2.  The full text of section 5001, in which all of the Act's purposes are stated, reads:‘5001. The provisions of this part (i.e., of the Act) shall be construed to promote the legislative intent as follows:‘(a) To end the inappropriate, indefinite, and involuntary commitment of mentally disordered persons and persons inpaired by chronic alcoholism, and to eliminate legal disabilities;‘(b) To provide prompt evaluation and treatment of persons with serious mental disorders or impaired by chronic alcoholism;‘(c) To guarantee and protect public safety;‘(d) To safeguard individual rights through judicial review;‘(e) To provide individualized treatment, supervision, and placement services by a conservatorship program for gravely disabled persons;‘(f) To encourage the full use of all existing agencies, professional personnel and public funds to accomplish these objectives and to prevent duplication of services and unnecessary expenditures.’

3.  The work here cited supports petitioner's literal construction of section 5364, which it quotes and discusses as follows: ‘Under this wording, it is possible for the conservatee to have two rehearings during the one-year period of conservatorship—A first rehearing a month or two after the appointment (of the conservator) And a second rehearing six months later.’ (California Conservatorships, Supra, s 8.56, p. 128 (emphasis added).) Another authority supports respondent court's and real party's interpretation to the contrary: ‘During the entire course of the conservatorship, the patient has the right to judicial review of his or her status (although no more often than once every six months) (citing s 5364 by footnote) with automatic judicial review being required once per year (citing s 5361 by footnote).’ (Note, Civil Commitment Of The Mentally Ill In California: The Lanterman-Petris-Short Act (1974) 7 Loyola of L.A.L.Rev. 93, 102 (emphasis added; footnotes omitted except as indicated).)

4.  This possibility may be illustrated by the following hypothetical timetable: A petition for the appointment of a conservator for John Doe, alleging that he is a ‘gravely disabled’ person, is filed in early January of a given year.
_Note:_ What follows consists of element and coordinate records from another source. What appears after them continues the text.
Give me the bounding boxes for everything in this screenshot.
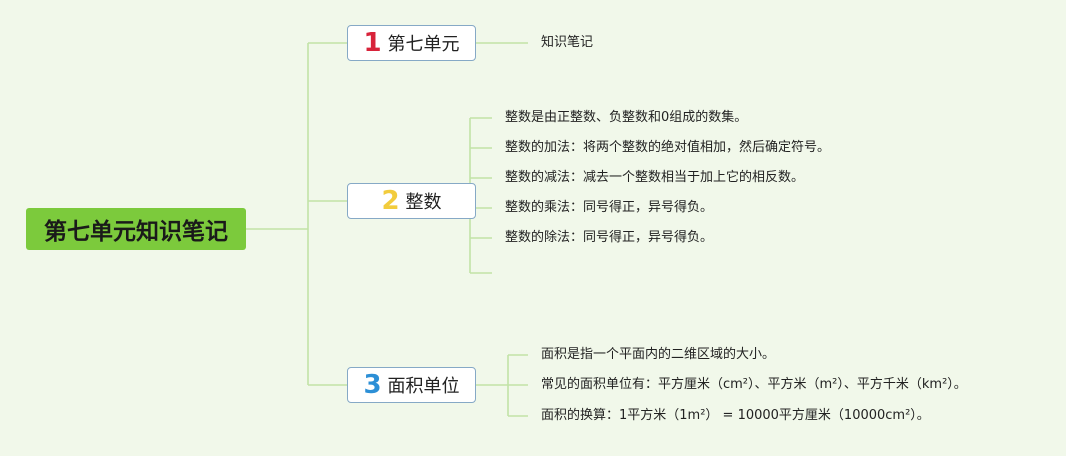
branch-number-badge: 2 <box>381 186 400 216</box>
leaf-item[interactable]: 常见的面积单位有：平方厘米（cm²）、平方米（m²）、平方千米（km²）。 <box>541 377 967 392</box>
leaf-item[interactable]: 整数是由正整数、负整数和0组成的数集。 <box>505 110 748 125</box>
branch-node-integers[interactable]: 2 整数 <box>347 183 476 219</box>
branch-node-unit-seven[interactable]: 1 第七单元 <box>347 25 476 61</box>
branch-label: 第七单元 <box>387 34 460 55</box>
branch-number-badge: 1 <box>363 28 382 58</box>
leaf-item[interactable]: 知识笔记 <box>541 35 594 50</box>
leaf-item[interactable]: 整数的加法：将两个整数的绝对值相加，然后确定符号。 <box>505 140 831 155</box>
leaf-item[interactable]: 整数的除法：同号得正，异号得负。 <box>505 230 714 245</box>
leaf-item[interactable]: 整数的减法：减去一个整数相当于加上它的相反数。 <box>505 170 805 185</box>
branch-label: 整数 <box>405 192 442 213</box>
leaf-item[interactable]: 面积的换算：1平方米（1m²） = 10000平方厘米（10000cm²）。 <box>541 408 930 423</box>
leaf-item[interactable]: 面积是指一个平面内的二维区域的大小。 <box>541 347 776 362</box>
branch-label: 面积单位 <box>387 376 460 397</box>
branch-number-badge: 3 <box>363 370 382 400</box>
leaf-item[interactable]: 整数的乘法：同号得正，异号得负。 <box>505 200 714 215</box>
root-label: 第七单元知识笔记 <box>44 219 228 245</box>
branch-node-area-units[interactable]: 3 面积单位 <box>347 367 476 403</box>
root-node[interactable]: 第七单元知识笔记 <box>26 208 246 250</box>
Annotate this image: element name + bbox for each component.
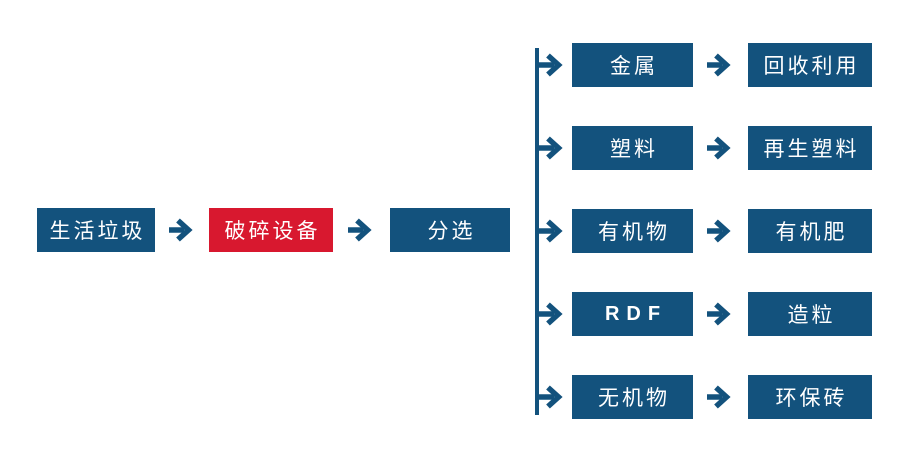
node-inorganic-matter: 无机物 (572, 375, 693, 419)
arrow-right-icon (707, 136, 731, 160)
node-metal: 金属 (572, 43, 693, 87)
node-eco-brick: 环保砖 (748, 375, 872, 419)
branch-trunk-line (535, 48, 539, 415)
node-household-waste: 生活垃圾 (37, 208, 155, 252)
node-crushing-equipment: 破碎设备 (209, 208, 333, 252)
node-recycling: 回收利用 (748, 43, 872, 87)
node-organic-matter: 有机物 (572, 209, 693, 253)
arrow-right-icon (169, 218, 193, 242)
arrow-right-icon (539, 302, 563, 326)
arrow-right-icon (707, 302, 731, 326)
arrow-right-icon (707, 385, 731, 409)
arrow-right-icon (707, 219, 731, 243)
node-sorting: 分选 (390, 208, 510, 252)
arrow-right-icon (539, 219, 563, 243)
arrow-right-icon (539, 385, 563, 409)
node-granulation: 造粒 (748, 292, 872, 336)
arrow-right-icon (539, 53, 563, 77)
arrow-right-icon (707, 53, 731, 77)
arrow-right-icon (539, 136, 563, 160)
node-recycled-plastic: 再生塑料 (748, 126, 872, 170)
arrow-right-icon (348, 218, 372, 242)
node-organic-fertilizer: 有机肥 (748, 209, 872, 253)
node-plastic: 塑料 (572, 126, 693, 170)
node-rdf: RDF (572, 292, 693, 336)
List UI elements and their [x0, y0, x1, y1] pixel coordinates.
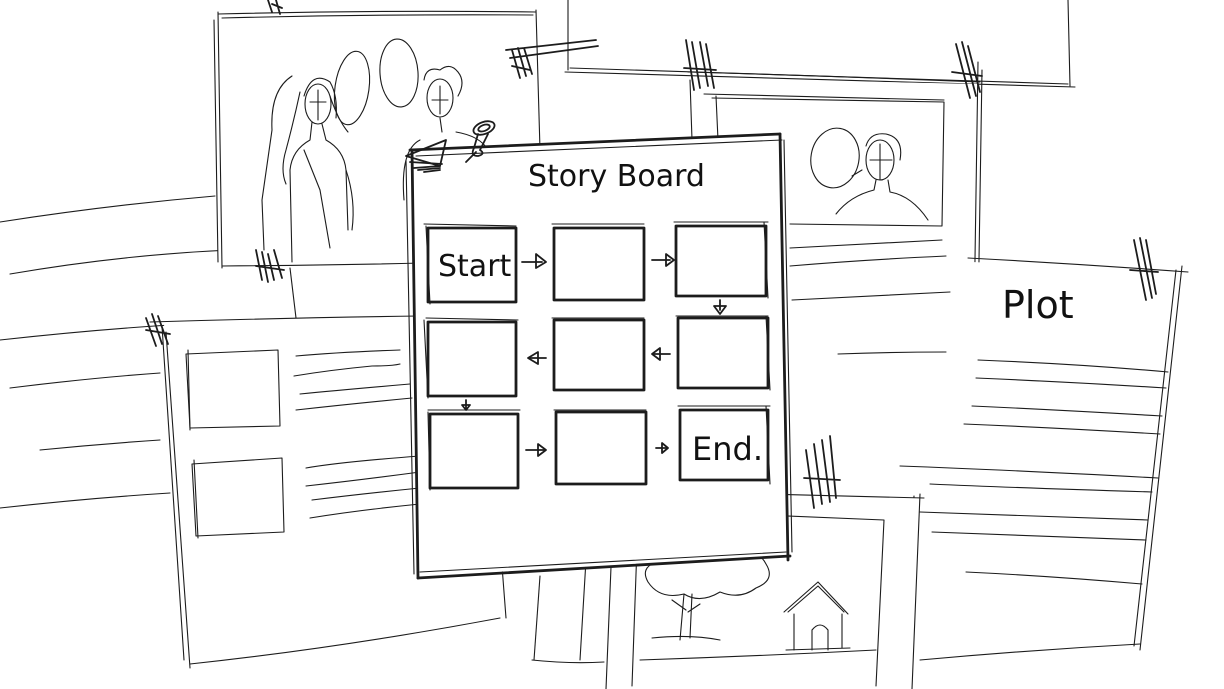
- folded-corner-icon: [405, 139, 447, 173]
- arrow-icon: [651, 347, 671, 361]
- speech-balloon-icons: [333, 38, 419, 126]
- storyboard-panel: [423, 317, 519, 399]
- tape-icon: [255, 249, 285, 283]
- storyboard-sheet: Story Board Start: [405, 120, 793, 580]
- arrow-icon: [461, 399, 471, 411]
- storyboard-panel: [551, 223, 646, 302]
- left-notes-sheet: [145, 313, 507, 669]
- end-label: End.: [692, 430, 763, 468]
- plot-label: Plot: [1002, 283, 1074, 327]
- pushpin-icon: [465, 120, 496, 163]
- top-center-sheet: [564, 0, 1076, 88]
- storyboard-panel: [427, 409, 521, 491]
- background-scribble-lines: [0, 195, 231, 509]
- speech-balloon-icon: [810, 127, 863, 189]
- storyboard-panel: [673, 221, 769, 299]
- arrow-icon: [713, 299, 727, 315]
- text-lines: [789, 239, 951, 355]
- arrow-icon: [655, 442, 669, 454]
- tape-icon: [145, 313, 171, 347]
- text-lines: [899, 359, 1169, 585]
- storyboard-panel: [675, 315, 771, 391]
- tape-icon: [683, 39, 717, 91]
- female-figure-sketch: [261, 75, 354, 263]
- panel-end: End.: [677, 405, 771, 485]
- tape-icon: [505, 39, 599, 79]
- tape-icon: [803, 435, 841, 509]
- arrow-icon: [525, 443, 547, 457]
- tape-icon: [951, 41, 983, 99]
- male-figure-sketch: [835, 133, 929, 221]
- image-placeholder: [191, 457, 285, 539]
- image-placeholder: [185, 349, 281, 431]
- start-label: Start: [438, 249, 512, 284]
- house-sketch: [783, 581, 851, 651]
- storyboard-panel: [551, 317, 646, 392]
- tape-icon: [267, 0, 283, 15]
- tape-icon: [1129, 237, 1159, 301]
- panel-start: Start: [423, 223, 518, 305]
- storyboard-panel: [553, 409, 648, 486]
- text-lines: [293, 349, 421, 519]
- arrow-icon: [521, 253, 547, 269]
- arrow-icon: [527, 351, 547, 365]
- storyboard-title: Story Board: [528, 159, 705, 194]
- arrow-icon: [651, 253, 675, 267]
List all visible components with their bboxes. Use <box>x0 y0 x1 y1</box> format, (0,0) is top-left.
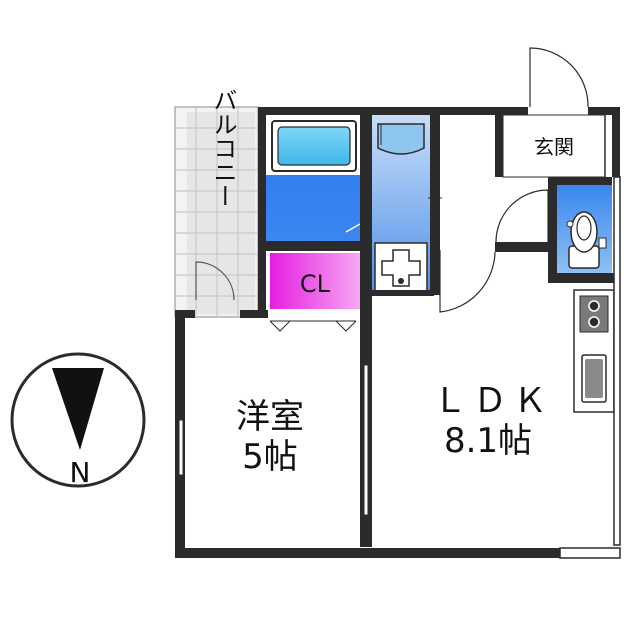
ldk-name: ＬＤＫ <box>433 381 553 421</box>
western-room-name: 洋室 <box>236 397 304 437</box>
bathroom <box>266 115 361 241</box>
kitchen-counter <box>573 289 615 413</box>
ldk-door-swing <box>439 250 496 313</box>
compass-label: N <box>70 456 91 489</box>
closet: CL <box>270 253 360 309</box>
svg-text:バルコニー: バルコニー <box>209 88 237 208</box>
north-arrow-icon <box>52 368 104 450</box>
ldk-size: 8.1帖 <box>444 421 532 461</box>
closet-doors <box>269 320 357 332</box>
entrance-label: 玄関 <box>534 135 574 159</box>
wash-basin <box>377 123 425 155</box>
western-room-size: 5帖 <box>242 437 298 477</box>
balcony <box>174 106 259 318</box>
closet-label: CL <box>300 270 331 298</box>
windows <box>178 364 369 516</box>
washroom <box>372 115 442 295</box>
north-compass: N <box>10 352 146 489</box>
walls <box>175 107 621 559</box>
balcony-label: バルコニー <box>209 88 237 208</box>
entrance-door-swing <box>529 47 589 108</box>
toilet-room <box>557 185 612 273</box>
entrance: 玄関 <box>495 47 606 243</box>
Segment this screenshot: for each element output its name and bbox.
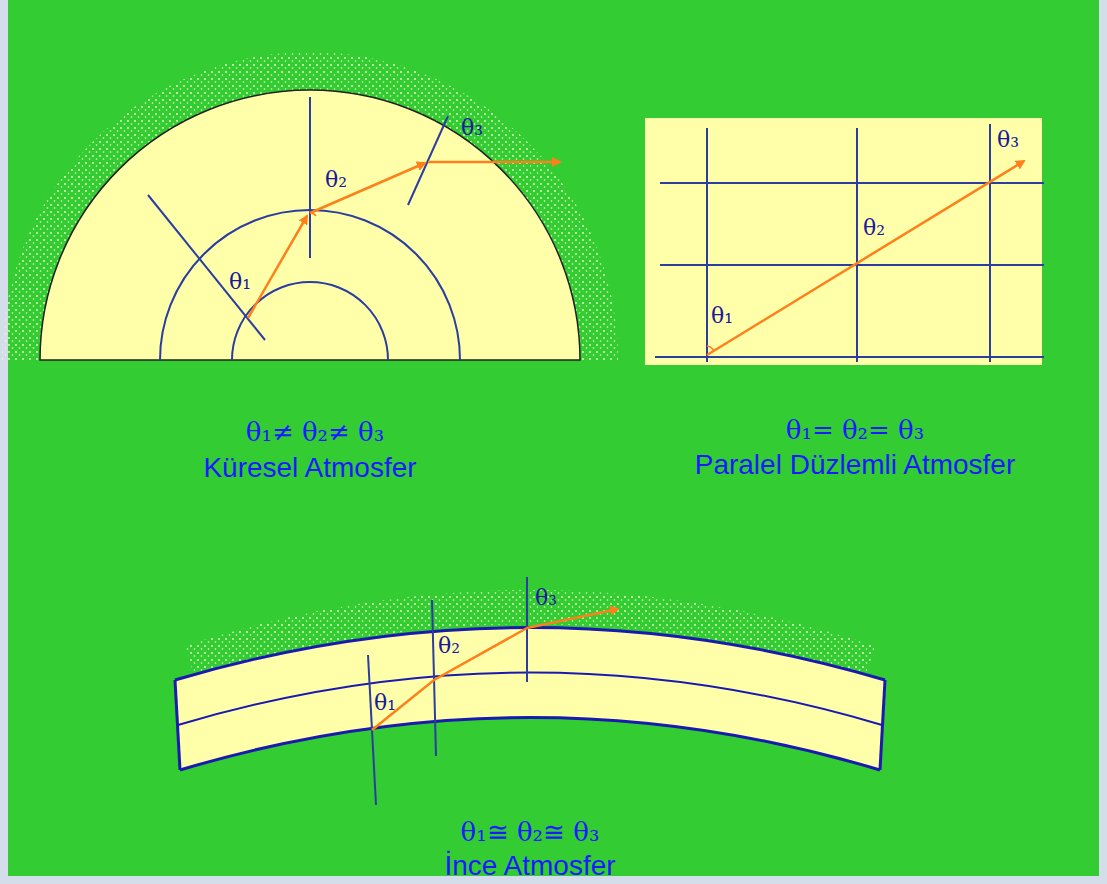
angle-label: θ₂ [863,216,885,240]
angle-label: θ₁ [229,270,251,294]
angle-relation: θ₁≠ θ₂≠ θ₃ [246,418,384,447]
angle-label: θ₂ [438,634,460,658]
angle-label: θ₃ [535,586,557,610]
angle-label: θ₁ [374,691,396,715]
angle-label: θ₂ [325,168,347,192]
caption-label: İnce Atmosfer [444,851,615,882]
angle-relation: θ₁≅ θ₂≅ θ₃ [461,818,600,847]
angle-relation: θ₁= θ₂= θ₃ [786,416,924,445]
angle-label: θ₃ [461,116,483,140]
angle-label: θ₃ [997,128,1019,152]
angle-label: θ₁ [711,304,733,328]
caption-label: Paralel Düzlemli Atmosfer [695,450,1016,481]
caption-label: Küresel Atmosfer [203,453,416,484]
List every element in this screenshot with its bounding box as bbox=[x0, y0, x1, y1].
Doe is entitled to a jury trial of the issue alleged, upon his demand, within 30 days. (s 5350, subd. (d); s 5365.) A trial proceeds, a verdict that he is ‘gravely disabled’ is returned, and a conservator is appointed accordingly, in February. Doe files a petition for rehearing forthwith, the process is repeated, and a verdict is returned and an appropriate order entered, in March. He files a second petition for rehearing six months later (which s 5364 clearly permits), the process is repeated once again, and a similar verdict and order are entered in October. The ‘automatic’ termination procedure commences no later than December (s 5361), Doe demands a jury trial (to which ss 5350, subd. (d) and 5365 entitle him within 30 days), and a verdict of his continuing disability is returned (and an order reappointing the conservator is entered) in January. In the case of a conservatee who remains a ‘gravely disabled person,’ and subject to some variations, the annual cycle of four jury trials could continue indefinitely.

RATTIGAN, Acting Presiding Justice.

CHRISTIAN, J., and EMERSON,* J., Assigned, concur.